Inny sposób naliczania składki będzie przewidziany w przepisach dla podatników ryczałtu. Zgodnie z nowelą składka dla takich przedsiębiorców też ma wynosić 4,9 proc., ale inaczej będzie się ją obliczać niż w przypadku liniowców. Kluczowe będą tu dwa progi rocznych przychodów: 60 tys. zł i 300 tys. zł. Jeśli firma rocznie zarabia do 60 tys. zł, od przyszłego roku jej miesięczna podstawa składki zdrowotnej wyniesie 60 proc. przeciętnego wynagrodzenia. Gdy roczne przychody plasują się w przedziale do 300 tys. zł podstawą do naliczenia składki ma być 100 proc. przeciętnego wynagrodzenia. Z kolei gdy firma ma przychody wyższe niż 300 tys. zł będzie musiała przy naliczaniu składki ująć 180 proc. przeciętnego wynagrodzenia.

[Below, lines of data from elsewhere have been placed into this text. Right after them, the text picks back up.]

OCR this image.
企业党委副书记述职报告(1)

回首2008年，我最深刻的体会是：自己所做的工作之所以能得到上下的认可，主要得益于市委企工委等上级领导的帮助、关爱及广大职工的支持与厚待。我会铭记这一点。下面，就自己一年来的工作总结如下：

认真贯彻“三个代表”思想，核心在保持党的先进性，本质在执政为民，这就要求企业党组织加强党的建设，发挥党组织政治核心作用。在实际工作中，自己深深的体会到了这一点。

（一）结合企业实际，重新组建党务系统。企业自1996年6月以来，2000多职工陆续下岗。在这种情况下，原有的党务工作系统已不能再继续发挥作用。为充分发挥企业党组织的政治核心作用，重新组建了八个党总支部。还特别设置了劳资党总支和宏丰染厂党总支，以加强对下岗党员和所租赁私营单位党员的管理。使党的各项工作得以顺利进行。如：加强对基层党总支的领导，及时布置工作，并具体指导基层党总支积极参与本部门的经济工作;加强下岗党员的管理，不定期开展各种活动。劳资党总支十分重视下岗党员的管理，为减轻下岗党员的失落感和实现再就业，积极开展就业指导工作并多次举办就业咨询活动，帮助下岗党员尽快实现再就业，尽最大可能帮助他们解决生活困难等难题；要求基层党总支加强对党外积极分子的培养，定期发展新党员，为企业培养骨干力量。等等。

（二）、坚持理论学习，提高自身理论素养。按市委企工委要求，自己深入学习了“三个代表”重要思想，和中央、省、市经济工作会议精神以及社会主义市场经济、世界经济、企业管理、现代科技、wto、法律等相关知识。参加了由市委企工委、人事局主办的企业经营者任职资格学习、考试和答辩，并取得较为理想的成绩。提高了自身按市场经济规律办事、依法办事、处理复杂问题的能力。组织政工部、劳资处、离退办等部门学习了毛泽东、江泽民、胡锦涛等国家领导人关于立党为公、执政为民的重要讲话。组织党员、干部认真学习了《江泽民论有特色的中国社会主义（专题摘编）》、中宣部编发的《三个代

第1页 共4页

Założenia budżetowe na przyszły rok przewidują przeciętne wynagrodzenie na poziomie 5922 zł. To oznacza, że dla ryczałtowców o przychodach do 60 tys. zł podstawą naliczenia składki zdrowotnej będzie kwota 3553,20 zł, co w efekcie da składkę na poziomie 174,11 zł. Dla przychodów do 300 tys. zł podstawą będzie kwota 5922 zł, a zatem wysokość składki to 290,18 zł. Dla przychodów ponad 300 tys. zł podstawą będzie kwota 10 659,60 zł, co da składkę na poziomie 522,32 zł.

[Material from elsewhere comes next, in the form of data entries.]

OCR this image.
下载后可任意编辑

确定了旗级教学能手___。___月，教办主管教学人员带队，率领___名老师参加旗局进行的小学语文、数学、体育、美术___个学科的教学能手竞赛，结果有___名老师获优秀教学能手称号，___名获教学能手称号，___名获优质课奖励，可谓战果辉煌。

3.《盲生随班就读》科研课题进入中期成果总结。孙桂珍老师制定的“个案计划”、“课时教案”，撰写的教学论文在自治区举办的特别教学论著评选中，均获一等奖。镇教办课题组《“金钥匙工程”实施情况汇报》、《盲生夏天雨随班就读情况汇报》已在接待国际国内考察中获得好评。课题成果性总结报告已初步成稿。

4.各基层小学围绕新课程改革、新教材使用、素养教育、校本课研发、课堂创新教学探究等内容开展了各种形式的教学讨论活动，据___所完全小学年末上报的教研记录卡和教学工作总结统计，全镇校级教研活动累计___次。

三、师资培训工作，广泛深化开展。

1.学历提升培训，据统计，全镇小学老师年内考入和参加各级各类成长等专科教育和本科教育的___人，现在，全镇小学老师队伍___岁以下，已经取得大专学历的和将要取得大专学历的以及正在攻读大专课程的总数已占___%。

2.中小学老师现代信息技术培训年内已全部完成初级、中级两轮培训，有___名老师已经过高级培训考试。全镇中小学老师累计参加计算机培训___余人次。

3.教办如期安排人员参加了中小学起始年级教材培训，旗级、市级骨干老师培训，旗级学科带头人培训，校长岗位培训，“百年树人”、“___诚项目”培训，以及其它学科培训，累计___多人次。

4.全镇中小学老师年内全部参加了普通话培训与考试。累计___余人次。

Stała, zryczałtowana składka w wysokości 270 zł miałaby dotyczyć podatników karty podatkowej.
Co z odliczeniem
Wzrost wysokości składki zdrowotnej dla przedsiębiorców, to jedna zła wiadomość. Niestety jest jeszcze druga. Otóż uchwalony przez Sejm Polski Ład zakłada likwidację możliwości odliczania składki zdrowotnej od podatku, która to możliwość istnieje dziś. Obecnie od podatku odlicza się 7,75 proc. podstawy naliczania składki. Od 2022 r. takiego odliczenia nie będzie, co przełoży się na jeszcze większy wzrost obciążeń fiskalnych dla przedsiębiorców.
Takie rozwiązania uchwalił Sejm i mają one wejść w życie już z początkiem przyszłego roku. Teraz nowelizacją zajmie się Senat i jest nadzieja – zapewne niewielka, patrząc na arytmetykę i rozkład sił w parlamencie – na zamiany. A dodatkowym argumentem przemawiającym za zmianami w tym zakresie może być fakt, że o przesunięcie na 2023 rok wejścia w życie przepisów Polskiego Ładu apelują Rzecznik Praw Obywatelskich i organizacje zrzeszające przedsiębiorców. Co dokładnie się stanie – czas pokaże.